Turning the compost every two days makes it particularly friable. The low bulk density of this material must allow ease of movement into and through the compost. Also the introduction of copious amounts of air will allow access of many different invertebrates to populate the heap and this is what is found.
The comparison with turning the soil over cannot be ignored particularly if copious amounts of organic matter, that is well mixed and from a variety of sources, is added at the same time.
There are many reasons for not digging the soil but the often stated "It reduces the populations of invertebrates" is not necessarily a valid one.
I would suggest that the reduction in the population of all soil organisms in seriously degraded soil has little to do with cultivation by digging or ploughing but much more to do with the lack of compost, manure or other good quality organic matter being added.
Soil organisms need a source of carbon to consume. Without it they will starve and populations will fall. Digging adds air to the soil and this will increase the speed of decomposition of organic matter leading to its depletion unless it is constantly replenished.
The production of heat in a compost heap comes from the exothermic reactions of metabolism. Food (carbon) is burnt (in a very controlled way) to produce energy.

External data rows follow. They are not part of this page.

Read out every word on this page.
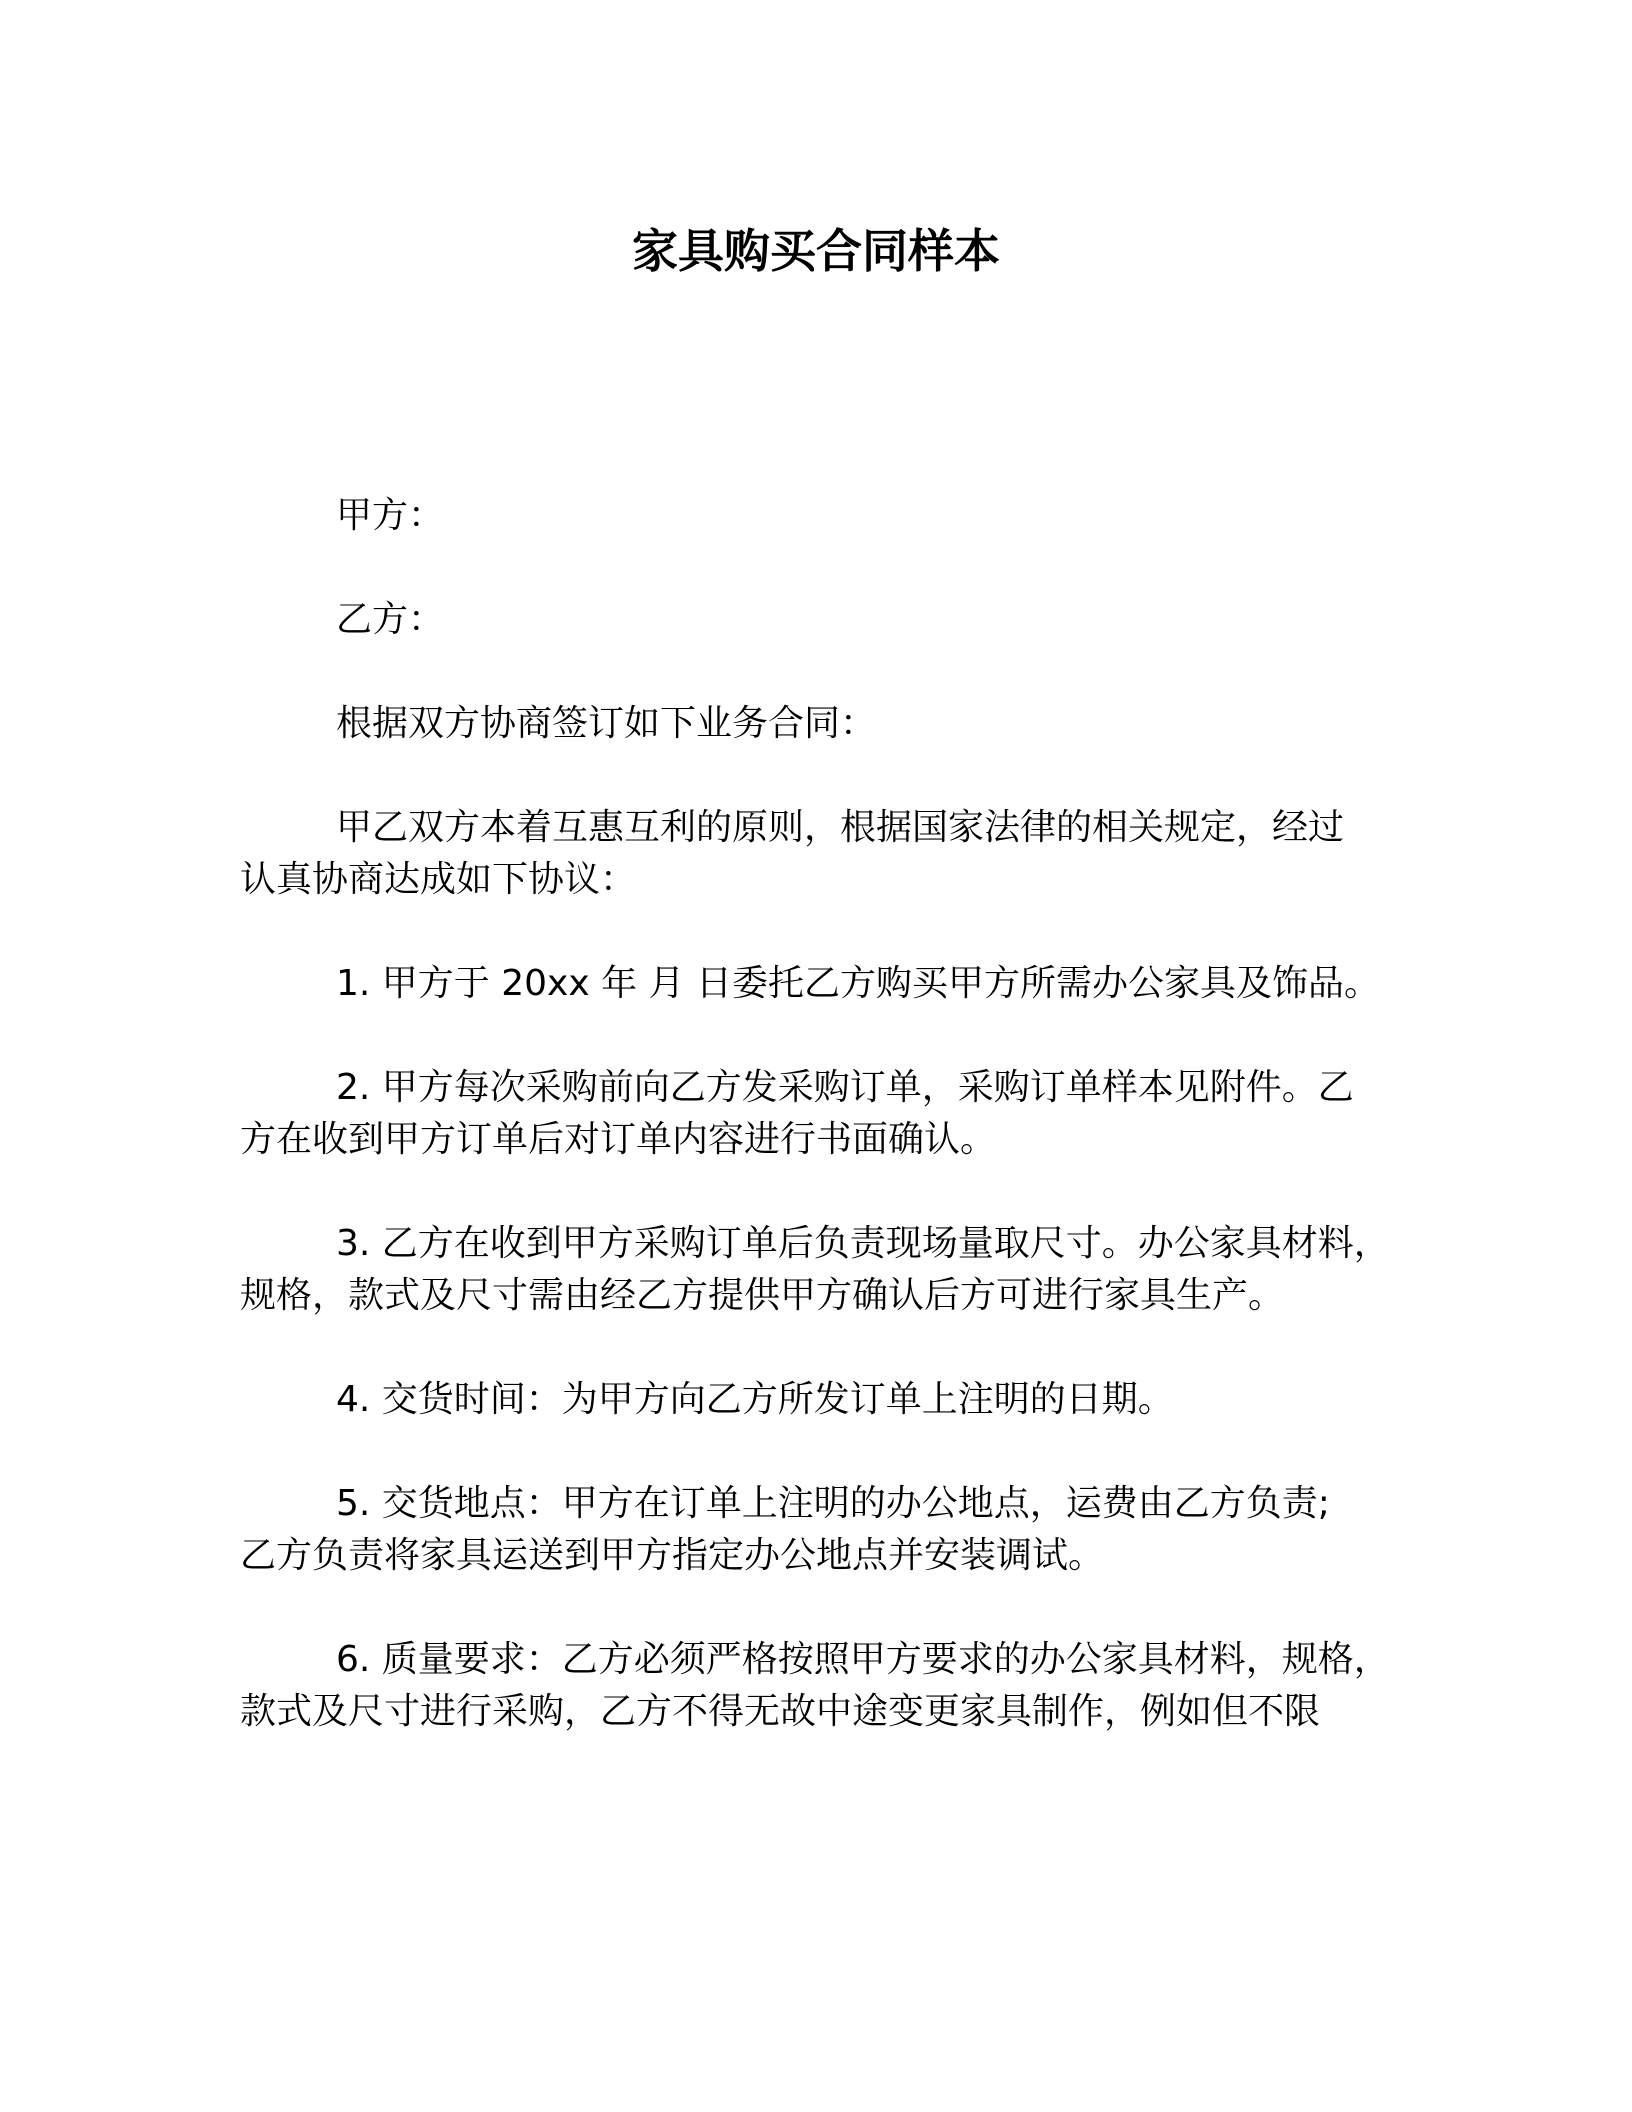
家具购买合同样本

甲方：

乙方：

根据双方协商签订如下业务合同：

甲乙双方本着互惠互利的原则，根据国家法律的相关规定，经过
认真协商达成如下协议：

1. 甲方于 20xx 年 月 日委托乙方购买甲方所需办公家具及饰品。

2. 甲方每次采购前向乙方发采购订单，采购订单样本见附件。乙
方在收到甲方订单后对订单内容进行书面确认。

3. 乙方在收到甲方采购订单后负责现场量取尺寸。办公家具材料，
规格，款式及尺寸需由经乙方提供甲方确认后方可进行家具生产。

4. 交货时间：为甲方向乙方所发订单上注明的日期。

5. 交货地点：甲方在订单上注明的办公地点，运费由乙方负责;
乙方负责将家具运送到甲方指定办公地点并安装调试。

6. 质量要求：乙方必须严格按照甲方要求的办公家具材料，规格，
款式及尺寸进行采购，乙方不得无故中途变更家具制作，例如但不限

One type of energy that is produced is heat. To get heat in the compost heap there must be life. So much life that the compost heats up quite a bit. The carbon used up to form this exothermic reaction produces energy and is lost as carbon dioxide to the atmosphere. The amount of carbon in the compost heap is reduced and the concentration of other nutrients is concentrated in what is left. The nutrients are already there they are not made by the composting process they are just concentrated.
If the life in the compost were to die, due to turning every two days, there would be no increase in temperature. The temperature increase is brought about by the life in the compost thriving and multiplying. If these organisms had been killed off by the turning/digging of the compost there would be no increase in temperature. It would remain cold.
The heat of a compost heap does not come from nowhere. Turning or digging the compost adds air to the compost heap and this enables more aerobic decomposition to occur. Now there are obligate anaerobic bacteria that are poisoned by oxygen and there are obligate aerobic bacteria that need oxygen but there are a significant number of facultative anaerobic bacteria that can live both anaerobically and aerobically. In fact there is a confusing number of different methods of metabolism in bacteria. Believe me bacteria are ubiquitous and, as we are now finding, they are quite difficult to kill off. Bacteria are so minute turning/ digging the compost would be extremely unlikely to affect their populations significantly.
While I can accept that the heat generated by the compost heap will tend to kill off weed seeds, I find it difficult to accept that disease organisms will be overly affected. Best not to put diseased material on the compost heap.
Fungi are obligate aerobic heterotrophs. They are also throughout the compost.
To say that anaerobic bacteria are bad and aerobic bacteria are good is totally meaningless. Both types of bacteria decompose dead material and mineralise forming plant available nutrients.
The thing about an aerobic metabolism is that it produces much more energy, due to the citric acid cycle and electron transfer chain, decomposing and assimilating much more quickly. This means that mineralisation, producing plant available nutrients, occurs much more speedily.
So you don't sterilise compost heaps when they are turned and you don't sterilise soil when you dig it. Use better reasons for not digging.